Guidance counselors are a common school
resource for students navigating complicated and consequential education
choices. Christine Mulhern provides the first causal estimates of individual counselors'
effects on high schoolers, using quasi-random counselor assignment policies
in Massachusetts. She finds that counselors vary substantially in their
effectiveness at increasing students' high school graduation rates and
college attendance, selectivity and persistence. Counselor effects on
educational attainment are similar in magnitude to teachers' effects, but
they flow through improved information and direct assistance, rather than
through improved cognitive or non-cognitive skills. Counselor effectiveness
is most important for low-achieving and low-income students, perhaps
because these students are most likely to lack other sources of information
and assistance. Good counselors tend to improve all measures of educational
attainment but some specialize in improving high school behavior while
others specialize in increasing selective college attendance. Improving
access to effective counseling may be a promising way to increase
educational attainment and close socioeconomic gaps in education.

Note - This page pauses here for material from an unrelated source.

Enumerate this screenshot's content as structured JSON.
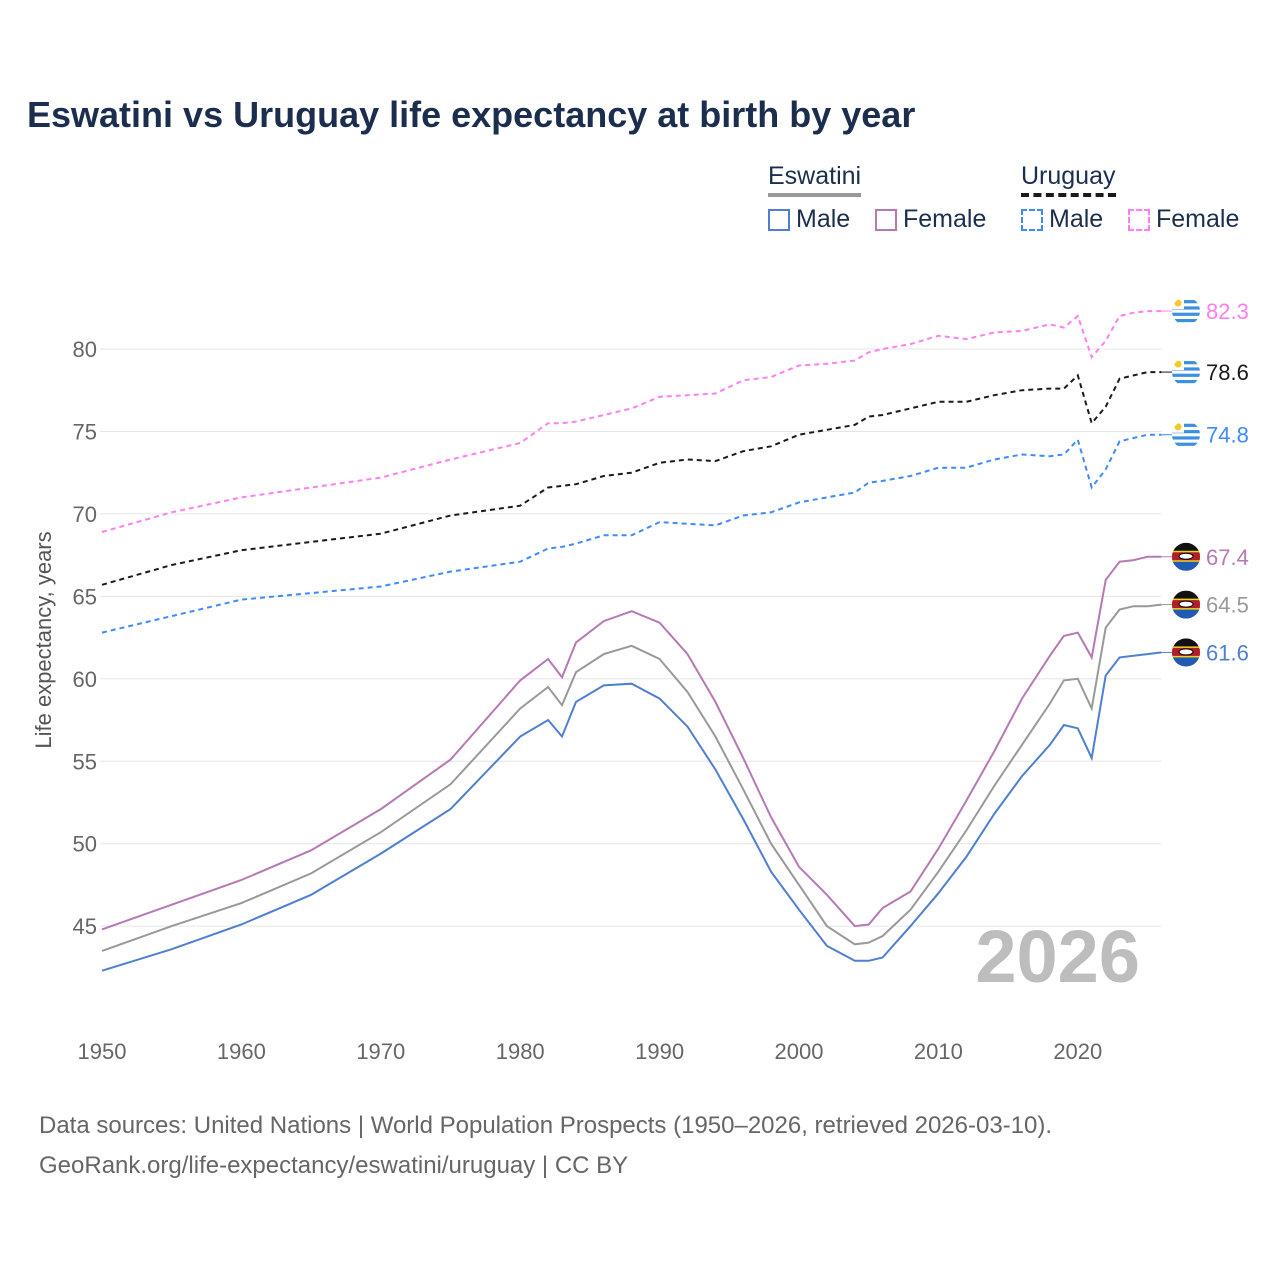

About Christine Mulhern: Christine Mulhern is a PhD Candidate in Public Policy at Harvard Kennedy School. Her research focuses on understanding how school resources, social networks and technology
influence student success in high school and postsecondary education. She
has research which documents the effects of school counselors, siblings,
and the guidance technology Naviance on educational attainment. She has
also studied online learning technologies in higher education.